Clef de la Terre sainte au temps des croisades, le Crac des chevaliers est un monument phare du patrimoine syrien qui conserve intact son pouvoir de fascination. Jusqu’au 14 janvier 2019, la Cité de l’architecture et du patrimoine lui consacre une exposition inédite. Célébré par Lawrence d’Arabie comme “le plus beau château du monde”, le Crac des chevaliers est considéré comme la reine des forteresses de l’Orient. Bâtie à l’ouest de la Syrie, elle domine et protège la plaine de Homs et contrôle la route qui mène à la mer. Cette impressionnante bâtisse, qui appartenait autrefois à la France, continue d’exercer un pouvoir de fascination extraordinaire sur les générations actuelles. Présentant des maquettes, moulages historiques, photographies, dessins et peintures, la nouvelle exposition donne à voir les détails de ce “rêve de pierre”.
Une présence chrétienne dans une forteresse militaire
Son histoire commence dès le XIe siècle. À cette époque, les Kurdes décident de construire un château fortifié. L’appellation “Crac des chevaliers” tire d’ailleurs son origine de cette période : le mot “crac” fait référence à “cratum”, terme utilisé par les Croisés pour signifier “la forteresse des Kurdes”. Ces derniers prennent d’assaut le Crac en 1099 puis de nouveau en 1110 avant qu’il ne soit cédé à l’ordre religieux militaires des Hospitaliers. À cette période, de vastes campagnes de construction font du Crac une forteresse exceptionnelle par sa superficie : 300 mètres de haut sur 140 mètres de large.
La dimension religieuse de l’ordre des Hospitaliers se révèle discrètement dans l’architecture, notamment dans la fameuse galerie de style gothique qui précède la grande salle et les fresques de la chapelle. “Elles égayent l’austérité de cette sévère architecture guerrière”, confiait l’historien médiéviste français, Paul Deschamps. C’est lui qui, à partir de 1927 — alors qu’il est conservateur du musée de Sculpture comparée dont la Cité de l’architecture est l’héritière — s’intéresse à la forteresse, reléguée depuis le XVIe siècle à une simple garnison d’importance secondaire.

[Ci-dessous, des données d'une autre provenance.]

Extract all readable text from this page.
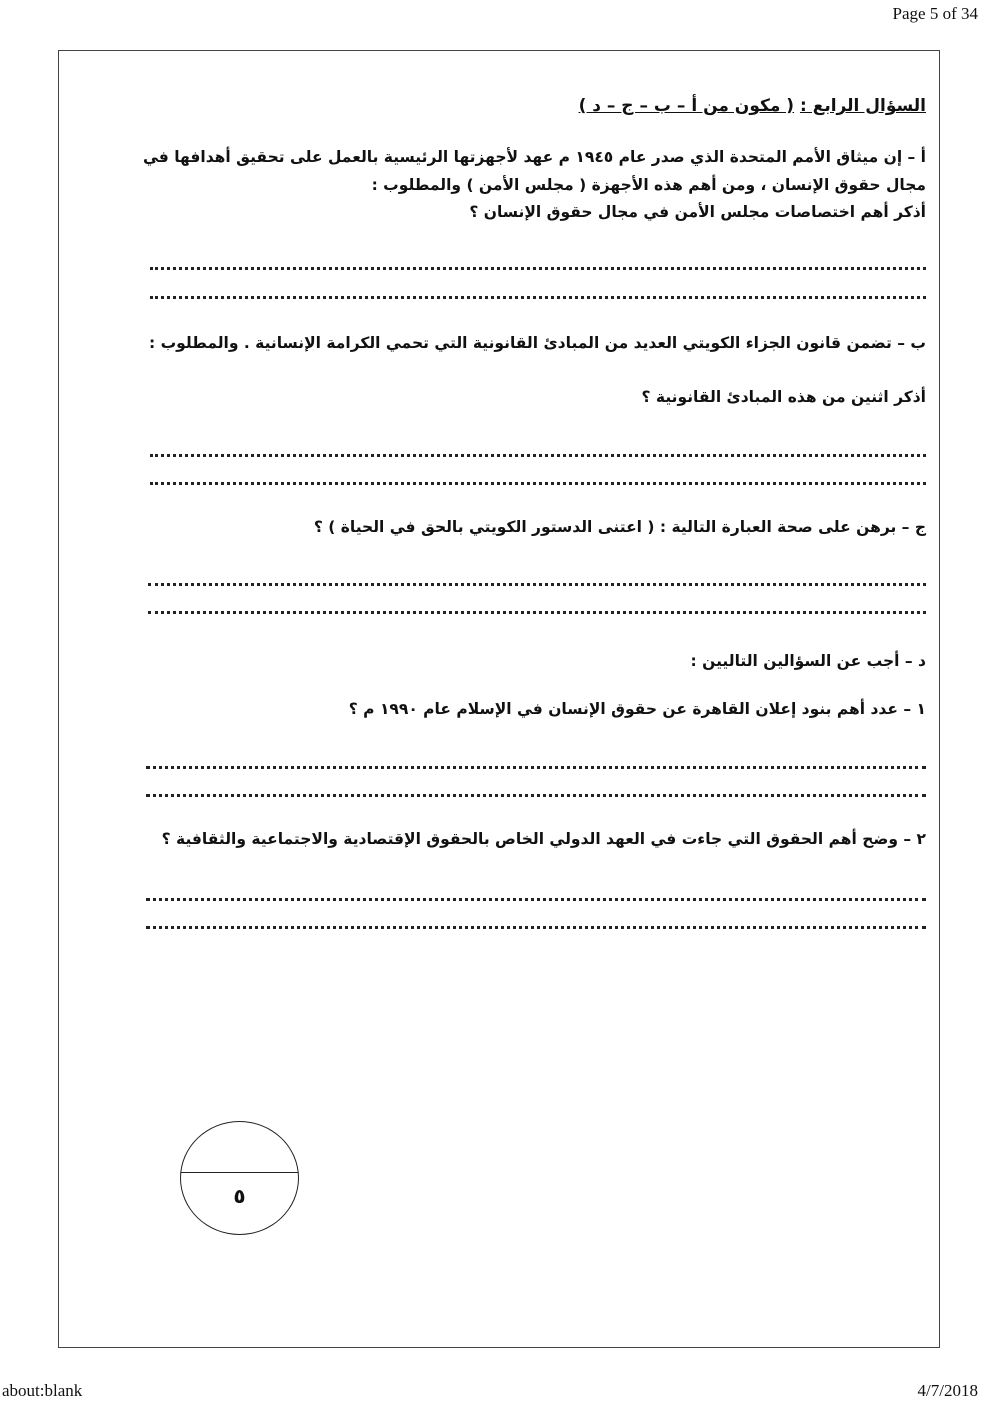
Page 5 of 34
السؤال الرابع : ( مكون من أ – ب – ج – د )
أ – إن ميثاق الأمم المتحدة الذي صدر عام ١٩٤٥ م عهد لأجهزتها الرئيسية بالعمل على تحقيق أهدافها في
مجال حقوق الإنسان ، ومن أهم هذه الأجهزة ( مجلس الأمن ) والمطلوب :
أذكر أهم اختصاصات مجلس الأمن في مجال حقوق الإنسان ؟
ب – تضمن قانون الجزاء الكويتي العديد من المبادئ القانونية التي تحمي الكرامة الإنسانية . والمطلوب :
أذكر اثنين من هذه المبادئ القانونية ؟
ج – برهن على صحة العبارة التالية : ( اعتنى الدستور الكويتي بالحق في الحياة ) ؟
د – أجب عن السؤالين التاليين :
١ – عدد أهم بنود إعلان القاهرة عن حقوق الإنسان في الإسلام عام ١٩٩٠ م ؟
٢ – وضح أهم الحقوق التي جاءت في العهد الدولي الخاص بالحقوق الإقتصادية والاجتماعية والثقافية ؟
٥
about:blank	4/7/2018
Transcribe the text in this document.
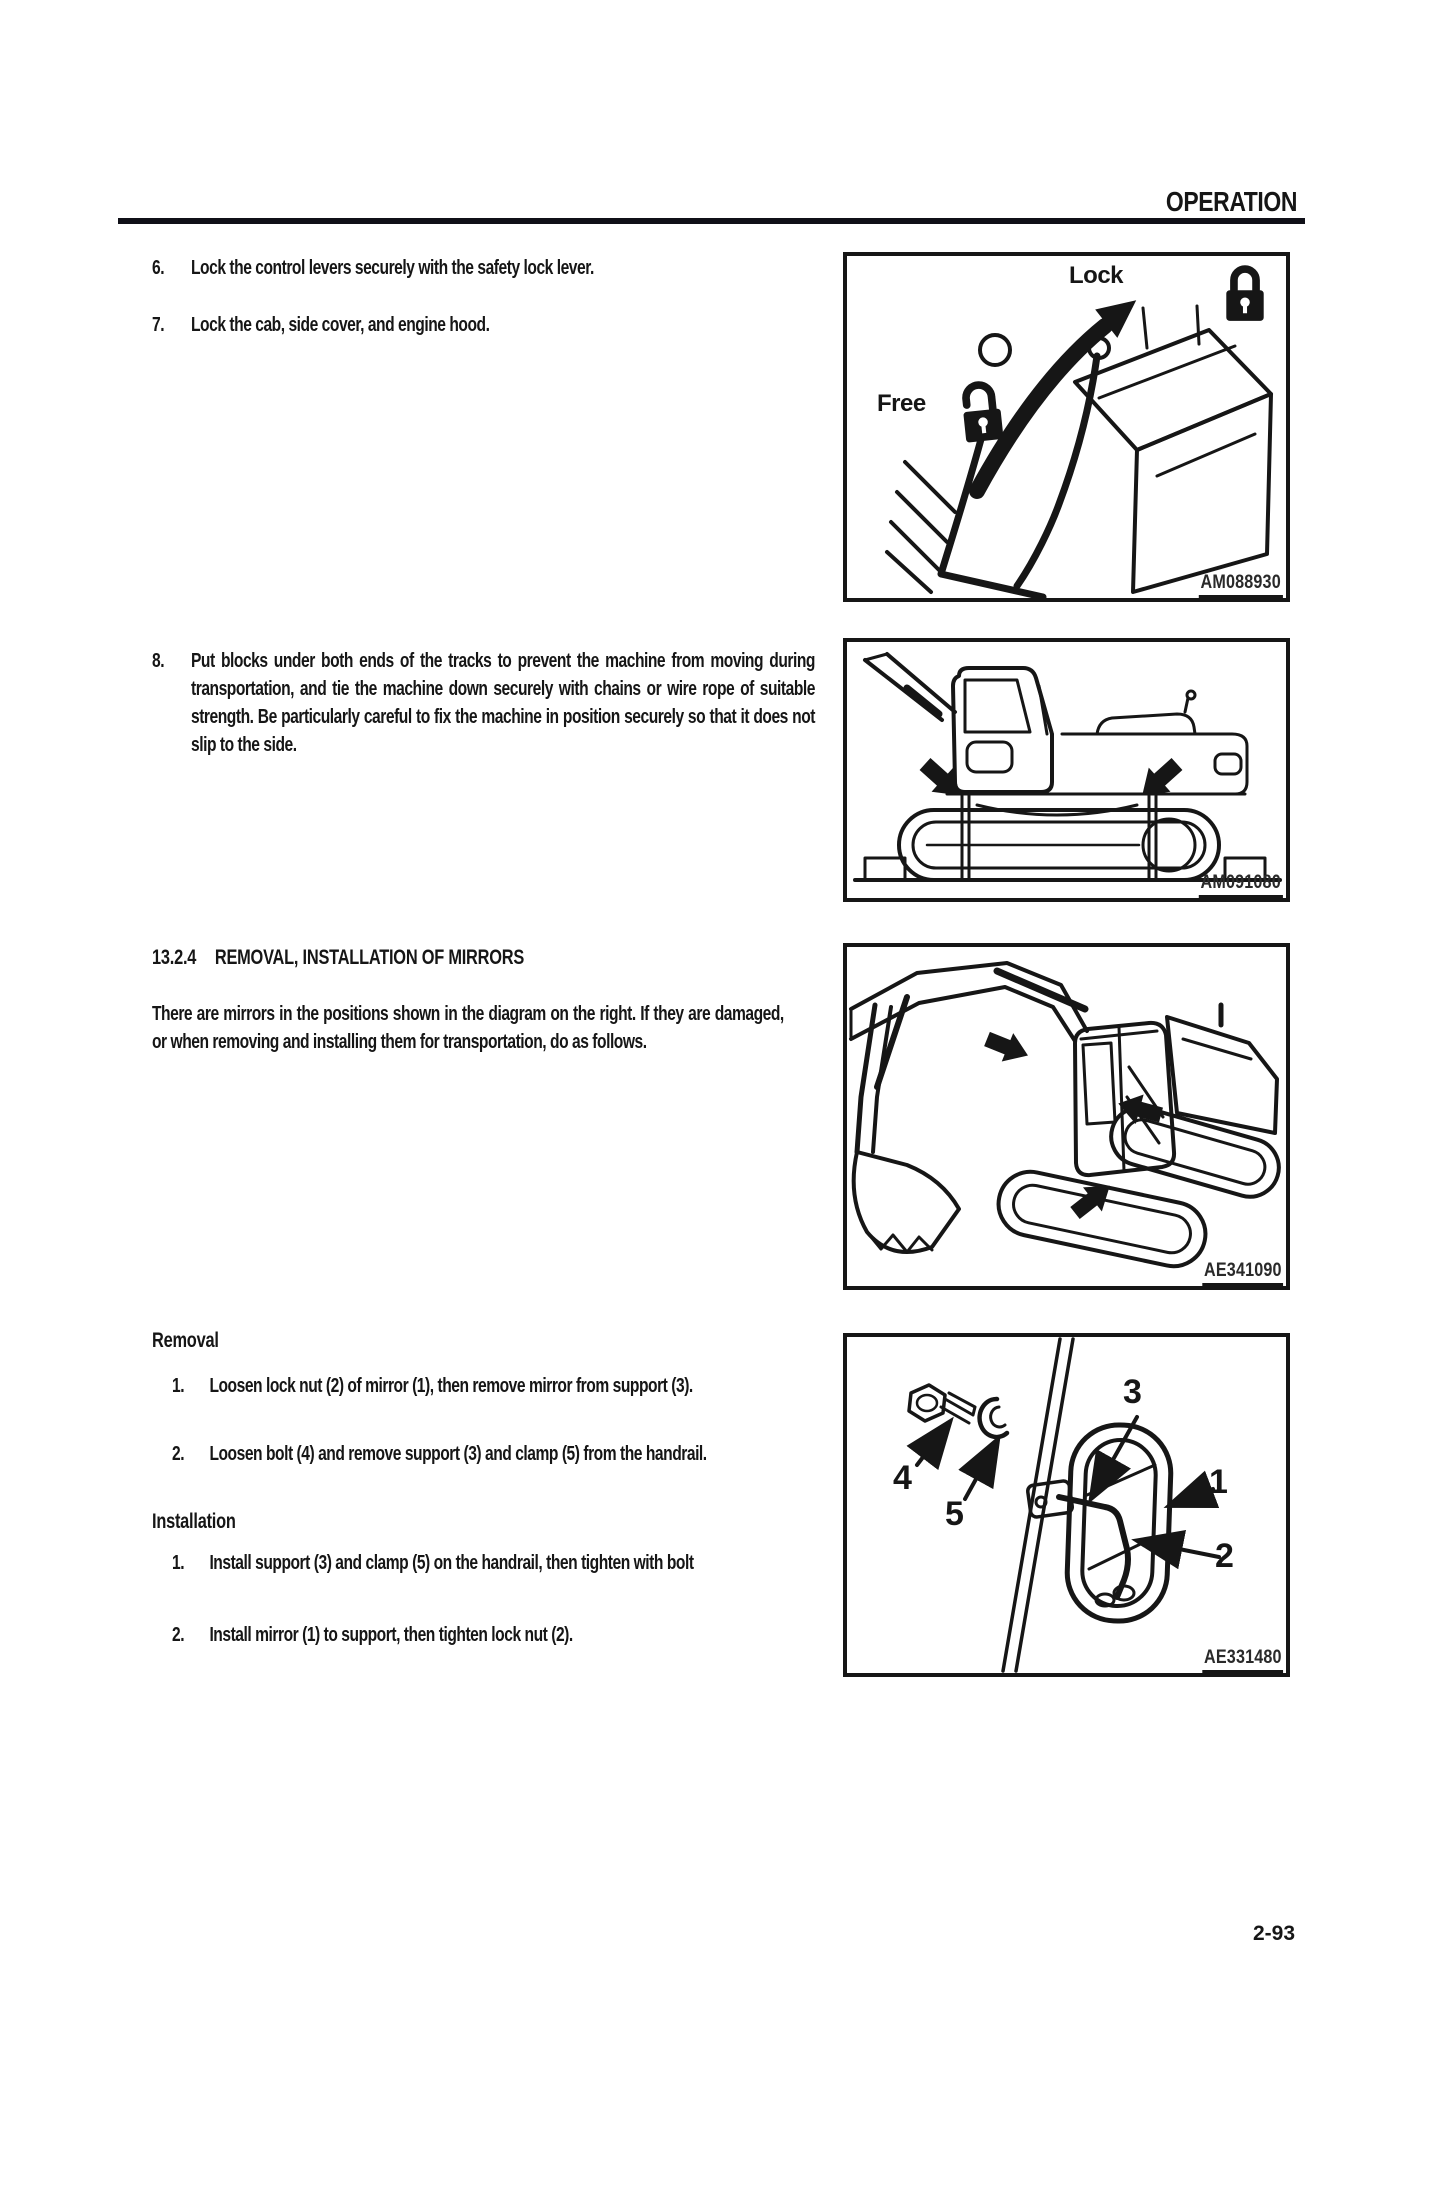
OPERATION
6.	Lock the control levers securely with the safety lock lever.
7.	Lock the cab, side cover, and engine hood.
8.	Put blocks under both ends of the tracks to prevent the machine from moving during transportation, and tie the machine down securely with chains or wire rope of suitable strength. Be particularly careful to fix the machine in position securely so that it does not slip to the side.
13.2.4 REMOVAL, INSTALLATION OF MIRRORS
There are mirrors in the positions shown in the diagram on the right. If they are damaged, or when removing and installing them for transportation, do as follows.
Removal
1.	Loosen lock nut (2) of mirror (1), then remove mirror from support (3).
2.	Loosen bolt (4) and remove support (3) and clamp (5) from the handrail.
Installation
1.	Install support (3) and clamp (5) on the handrail, then tighten with bolt
2.	Install mirror (1) to support, then tighten lock nut (2).
Lock
Free
AM088930
AM091080
AE341090
4
5
3
1
2
AE331480
2-93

Accompagné d’une poignée d’érudits et d’architectes, Paul Deschamps se passionne pour ce joyau et se bat pour le faire restaurer. Il ordonne d’ailleurs de prendre l’empreinte de la plupart des éléments sculptés (chapiteaux et motifs décoratifs) mais aussi des inscriptions lapidaires. Quelques moulages en plâtre, à l’échelle, sont visibles dans l’exposition et constituent aujourd’hui d’inestimables témoignages. Sous l’action du temps, les décors originaux du Crac se sont, en effet, dégradés ou ont même parfois disparu.
La France achète le Crac
Mais pourquoi un tel intérêt de la France pour cette forteresse ? En réalité, le pays avait crée en 1919, au lendemain de la première guerre mondiale, un “service des Antiquités” en Syrie et au Liban, impulsé par la Société des Nations qui avait confié une mission archéologique à la France. Entre 1920 et 1940, soixante-dix sites sont étudiés.
Deux missions successives (entre 1927 et 1929) se mettent en place pour le Crac des chevaliers. La première consiste au déblaiement du château doublé d’une étude approfondie du site. S’ensuivent ensuite d’importantes restaurations facilitées par l’acquisition du site par la France en 1933. Convaincu que la France doit sauvegarder ce château, témoin exceptionnel de l’héritage des croisades et donc “essentiellement français”, Paul Deschamps arrive à convaincre l’État de l’acheter. Le site est ouvert au public et commence à se faire connaître en Occident, comme en témoignent les cartes postales et affiches publicitaire visibles dans l’exposition. À Paris, l’exposition coloniale internationale de 1931 et l’aménagement de la “salle des croisades” au musée de la Sculpture contribuent à faire du Crac le témoin le plus majestueux de l’art français en Orient.
Un site aujourd’hui en péril
Délaissé pendant la Seconde guerre mondiale, le Crac sera finalement rendu à la Syrie en 1949. Le château, qui continue de susciter l’intérêt des archéologues syriens et européens, a été l’objet d’importantes campagnes de restauration depuis les années 1990 et se trouve inscrit, aujourd’hui, sur la Liste du patrimoine mondiale de l’Unesco depuis 2006. Depuis 2013, il compte parmi les cinquante biens inscrits en péril. Sa restauration et sa conversation sont aujourd’hui un défi pour la Syrie, ravagée par plus de sept années de guerre.